Je soufflais sur les toiles d'araignées afin de libérer les mouches prisonnières des terribles rets. Je
dégainais une allumette et en menaçais les piégeuses qui pendouillaient au bout de leurs fils. Elles
remontaient illico, avec la dextérité de Tarzan utilisant une liane pour faire le yoyo. Je riais bêtement,
comme retombé en enfance. Je parlais aux ombres, redoutant l'absence de soleil. Hermétique à la
foudre, j'insultais les cieux, lorsque l'orage me privait de mes grises copines. Les roulements de timbales
du tonnerre ne m'effrayaient guère, mais ce staccato de machine à écrire, doigts invisibles pianotant sur
la lucarne, m'était insupportable.

J'avais le tort de raconter mes péripéties, sous les combles, à mes amis. Ils m'écoutaient, tout sourire,
lors de nos sorties au resto, me faisant remarquer que ces épisodes se reproduisaient trop souvent pour
être vrais. C'est tout juste s'ils ne me traitaient pas de mytho. Je me fâchais tout rouge, et la conversation
déviait sur un sujet plus terre à terre. Nous étions quatre amis d'enfance, mousquetaires sans particules
ni panache.

Je ne pouvais pas leur en vouloir, ils craignaient pour ma santé mentale. Raoul, le doyen du groupe, qui
dirigeait un refuge pour animaux de compagnie, m'avait conseillé de prendre un chien.

« Tu verras, il te fera oublier tous tes soucis. C'est une gomme à mauvais souvenirs. Et il t'en créera de
nouveaux, tellement plus doux. »

« Et pourquoi pas un chat ? »

« Parce qu'avec un chat, tu ne seras plus chez toi. »


« Et je serai où ? »

« Chez lui. »

Je me revoyais, m'inquiétant parce que j'arrivais au bout de la pile de vieux livres. Il y en avait d'autres,
beaucoup d'autres, mais je n'avais pas vraiment envie de les lire.

Jules Verne, c'était une frustration remontant à mon enfance, quand je pestais parce que je ne savais pas
lire alors que mes parents m'amenaient au cinéma pour voir 20 000 lieues sous les mers ou Voyage au
centre de la Terre. Je voulais que les images soient enrobées par des mots.

Mon grand-père était déjà décédé, à l'époque. Je me contentais d'admirer les reliures « plein or ».
Maman me disait que, plus tard, ils seraient miens.

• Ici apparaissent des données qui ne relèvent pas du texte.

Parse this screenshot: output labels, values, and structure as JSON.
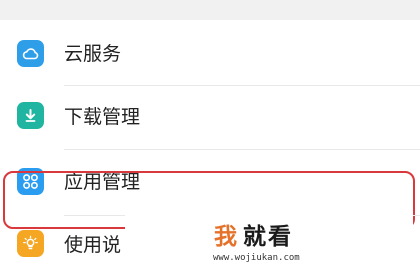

« Leur présence te rendra doublement riche. Tu les revendras à des bouquinistes qui t'en donneront un
bon prix. Mais tu les liras, avant, d'accord ? »

Et puis j'avais rencontré mes vieux amis, alors en culottes courtes, et zappé cet intérêt pour la lecture
des romans de l'auteur nantais.

Raoul m'a invité à venir faire un tour au refuge.

« Tu pourras en choisir un et le balader. Si le courant passe... »


« Mais ça doit puer... »

« On nettoie les cages tous les jours. »

« Parce qu'en plus, ils sont en cage comme des oiseaux ? Ils ont des ailes qui leur poussent dans le dos,
je parie »"

Il avait haussé les épaules.

« Alors... Tu viendras ? »

« Peut-être. Je ne te promets rien. »

« Tu n'auras qu'à m'appeler pour m'avertir de ta venue. »

Et il avait griffonné un numéro de téléphone sur un bout de papier. Je l'ai regardé faire en me disant que
s'il avait eu l'âme d'un artiste, il aurait aligné les chiffres sur un coin de nappe.

Un samedi matin, ma décision fut prise.


J'avais rêvé que je marquais d'une croix jaune les arbres à compisser, sur le boulevard. Ce n'était pas
destiné à un chien, non. Vous devinez à qui. Je m'étais réveillé alors qu'un bûcheron arrivait, très énervé,
la hache entre les dents. L'aube m'avait libéré de ce cauchemar. Après un petit-déjeuner copieux, j'ai
téléphoné au refuge et j'ai demandé à parler à Raoul. Une voix de femme m'a fort aimablement répondu
qu'il s'était absenté, me proposant de rappeler dans une heure.

« Ce ne sera pas nécessaire. Dites-lui que Franck a appelé. Il comprendra. Merci, au revoir. »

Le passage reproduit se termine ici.